Женя надел мятый халат поверх пижамы, вышел на балкон — узкий, с ржавыми перилами. Глянул вниз, на подъезд. Никого подозрительного. Вернулся к жене.
— Так как думаешь, открывать или нет?
Раздался стук. Женя решился:
— Надо пойти посмотреть.
Возле двери он сбавил ход и неслышно приник к глазку. За дверью стоял крепкий молодой мужчина в пиджаке.
— Кто там? — спросил Женя. Незнакомец посмотрел прямо в глазок и ответил:
— Мне надо сходить в туалет, впустите.
— Идите в кустики! — нашелся Женя. Мужчина устало начал перечислять:
— Я повторять не буду, или вы впустите меня, или я вам наложу тут под дверью, долго раздумывать нет времени, решайте.
— Что они хотят? — Алиса показалась в коридоре. Женя объяснил. В это время мужчина сказал:
— Так, время вышло!
Женя бросился к глазку — теперь была видны макушка и затылок ночного гостя. Женя застучал по двери кулаком:
— Не сметь! Уходите! Я милицию вызову! Алиса, звони участковому!

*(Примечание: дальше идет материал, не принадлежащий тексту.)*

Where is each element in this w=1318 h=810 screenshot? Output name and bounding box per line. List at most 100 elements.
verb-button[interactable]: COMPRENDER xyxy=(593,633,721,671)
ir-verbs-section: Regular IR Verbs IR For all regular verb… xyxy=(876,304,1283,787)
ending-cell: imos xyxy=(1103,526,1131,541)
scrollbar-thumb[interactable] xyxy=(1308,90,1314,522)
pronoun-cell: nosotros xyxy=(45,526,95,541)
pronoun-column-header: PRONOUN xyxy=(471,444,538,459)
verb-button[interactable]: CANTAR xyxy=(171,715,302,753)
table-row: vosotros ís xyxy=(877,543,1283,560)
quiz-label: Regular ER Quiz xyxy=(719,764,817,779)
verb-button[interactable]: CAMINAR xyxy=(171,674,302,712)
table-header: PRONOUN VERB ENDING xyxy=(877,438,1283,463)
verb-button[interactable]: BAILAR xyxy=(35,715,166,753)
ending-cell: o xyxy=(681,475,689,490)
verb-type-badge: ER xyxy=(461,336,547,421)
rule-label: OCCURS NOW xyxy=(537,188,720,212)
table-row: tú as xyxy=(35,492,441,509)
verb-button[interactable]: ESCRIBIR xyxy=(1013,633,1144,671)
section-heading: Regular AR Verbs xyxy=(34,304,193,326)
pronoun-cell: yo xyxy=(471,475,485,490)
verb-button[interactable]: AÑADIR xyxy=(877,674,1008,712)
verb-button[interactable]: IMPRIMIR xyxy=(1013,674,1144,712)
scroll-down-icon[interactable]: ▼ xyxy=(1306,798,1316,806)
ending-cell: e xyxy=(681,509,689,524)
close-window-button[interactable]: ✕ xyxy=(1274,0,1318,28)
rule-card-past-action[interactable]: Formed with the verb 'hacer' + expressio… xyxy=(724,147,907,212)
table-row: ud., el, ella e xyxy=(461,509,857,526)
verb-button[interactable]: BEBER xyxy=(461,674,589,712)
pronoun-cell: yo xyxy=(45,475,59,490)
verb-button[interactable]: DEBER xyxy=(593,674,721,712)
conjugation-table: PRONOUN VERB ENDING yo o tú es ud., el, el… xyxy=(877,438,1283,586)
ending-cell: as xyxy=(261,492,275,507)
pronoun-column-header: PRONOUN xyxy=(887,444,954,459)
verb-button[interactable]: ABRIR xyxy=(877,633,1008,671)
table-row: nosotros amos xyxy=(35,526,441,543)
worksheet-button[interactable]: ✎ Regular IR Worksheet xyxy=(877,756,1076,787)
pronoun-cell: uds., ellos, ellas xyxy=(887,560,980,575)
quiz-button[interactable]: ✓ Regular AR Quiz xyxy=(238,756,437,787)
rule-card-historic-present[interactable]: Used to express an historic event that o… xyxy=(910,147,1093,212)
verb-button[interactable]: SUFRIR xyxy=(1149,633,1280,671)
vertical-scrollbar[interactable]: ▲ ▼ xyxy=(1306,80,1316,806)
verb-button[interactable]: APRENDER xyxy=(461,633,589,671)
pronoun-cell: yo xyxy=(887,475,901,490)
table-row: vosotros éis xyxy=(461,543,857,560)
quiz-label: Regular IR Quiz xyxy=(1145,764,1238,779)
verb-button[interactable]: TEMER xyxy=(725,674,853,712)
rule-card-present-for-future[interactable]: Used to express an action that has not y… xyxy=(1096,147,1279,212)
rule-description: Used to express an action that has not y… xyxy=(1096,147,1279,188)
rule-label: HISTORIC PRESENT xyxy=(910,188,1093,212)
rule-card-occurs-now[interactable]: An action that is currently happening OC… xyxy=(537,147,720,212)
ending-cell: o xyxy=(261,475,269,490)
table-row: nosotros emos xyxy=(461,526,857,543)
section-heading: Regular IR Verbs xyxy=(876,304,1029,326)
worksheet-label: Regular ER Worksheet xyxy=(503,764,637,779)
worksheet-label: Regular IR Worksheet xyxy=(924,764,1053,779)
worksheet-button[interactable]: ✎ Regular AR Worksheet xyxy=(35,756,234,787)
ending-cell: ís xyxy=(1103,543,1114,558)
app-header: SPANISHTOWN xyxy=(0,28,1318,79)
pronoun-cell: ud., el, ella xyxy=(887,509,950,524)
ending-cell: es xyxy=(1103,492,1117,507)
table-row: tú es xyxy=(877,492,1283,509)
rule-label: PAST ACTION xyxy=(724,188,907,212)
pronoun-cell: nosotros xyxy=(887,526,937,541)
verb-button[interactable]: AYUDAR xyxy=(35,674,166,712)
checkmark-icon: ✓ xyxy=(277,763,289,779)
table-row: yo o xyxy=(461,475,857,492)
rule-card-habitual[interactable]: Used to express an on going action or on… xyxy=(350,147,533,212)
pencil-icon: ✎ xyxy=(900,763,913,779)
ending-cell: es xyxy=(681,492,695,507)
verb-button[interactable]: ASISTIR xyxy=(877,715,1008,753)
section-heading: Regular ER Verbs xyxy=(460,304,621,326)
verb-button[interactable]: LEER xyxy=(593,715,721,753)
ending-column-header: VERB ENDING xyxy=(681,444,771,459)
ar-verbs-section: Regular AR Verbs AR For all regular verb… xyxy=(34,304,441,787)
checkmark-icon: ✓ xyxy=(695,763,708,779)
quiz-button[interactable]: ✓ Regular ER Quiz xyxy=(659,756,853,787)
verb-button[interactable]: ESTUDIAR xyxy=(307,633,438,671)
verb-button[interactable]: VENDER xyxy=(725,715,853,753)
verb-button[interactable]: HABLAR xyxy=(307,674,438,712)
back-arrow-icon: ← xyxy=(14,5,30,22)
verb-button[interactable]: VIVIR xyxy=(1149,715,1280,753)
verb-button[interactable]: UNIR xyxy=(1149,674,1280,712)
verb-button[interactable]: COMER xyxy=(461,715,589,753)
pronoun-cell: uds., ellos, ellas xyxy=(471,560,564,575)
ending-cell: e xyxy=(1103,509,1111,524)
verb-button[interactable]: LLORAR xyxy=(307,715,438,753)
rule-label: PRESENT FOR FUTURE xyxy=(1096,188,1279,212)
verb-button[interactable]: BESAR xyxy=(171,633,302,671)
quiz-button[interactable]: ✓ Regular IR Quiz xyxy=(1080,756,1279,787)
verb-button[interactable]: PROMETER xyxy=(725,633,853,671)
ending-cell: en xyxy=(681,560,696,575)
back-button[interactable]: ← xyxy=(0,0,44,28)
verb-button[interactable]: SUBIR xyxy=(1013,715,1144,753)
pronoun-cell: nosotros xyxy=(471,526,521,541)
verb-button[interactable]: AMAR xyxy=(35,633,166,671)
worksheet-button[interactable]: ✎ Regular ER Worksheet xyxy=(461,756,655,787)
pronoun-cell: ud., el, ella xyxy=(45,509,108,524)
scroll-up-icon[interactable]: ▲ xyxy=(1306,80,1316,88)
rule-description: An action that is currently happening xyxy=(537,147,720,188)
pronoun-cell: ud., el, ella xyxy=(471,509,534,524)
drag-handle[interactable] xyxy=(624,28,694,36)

— Сейчас иду звонить! — громко отозвалась Алиса. Телефона у Метищевых не было, телефонизация еще не докатилась до их дома. Алиса повернулась к стенке и отчетливо проговорила:
— Алло, милиция? Это с Баггавутовской пять вас беспокоят. Баггавутовская пять, да. У нас тут ситуация сложилась…
— Он уже уходит, — сказал Женя.
Поправляя одежду, незнакомец шагал вниз по лестнице.
— Я вам потом перезвоню, — пообещала Алиса обоям на стене. У Жени вдруг остро зачесался подбородок. Женя озаботился — а как же утром выйти из квартиры? Ведь дверь-то бронированная, открывается наружу. Надо всё прибрать с той стороны, а потом уже открывать дверь. Алиса знай себе кивает:
— Да, да, в самом деле.
— Но как? — вопрошает Женя.
Сначала надо убедиться, что злой незнакомец действительно нагадил. А потом уже можно перелезть на соседский балкон, с каким-нибудь совочком и газетами, и выйти в парадное. Женя взял швабру, отправился на балкон и начал осторожно тукать в стекло соседнего окна. Там тоже был балкон, заставленный пустыми бутылками сортов, что не брались в пункте приема. А выбрасывать жалко. Может откроют где еще пункт приема для всего. Или для битого стекла — тогда этот сосед, Ледащев Егор, положит бутылки в мешок и будет бить их рашпилем, пока не превратятся почти что в самоцветы.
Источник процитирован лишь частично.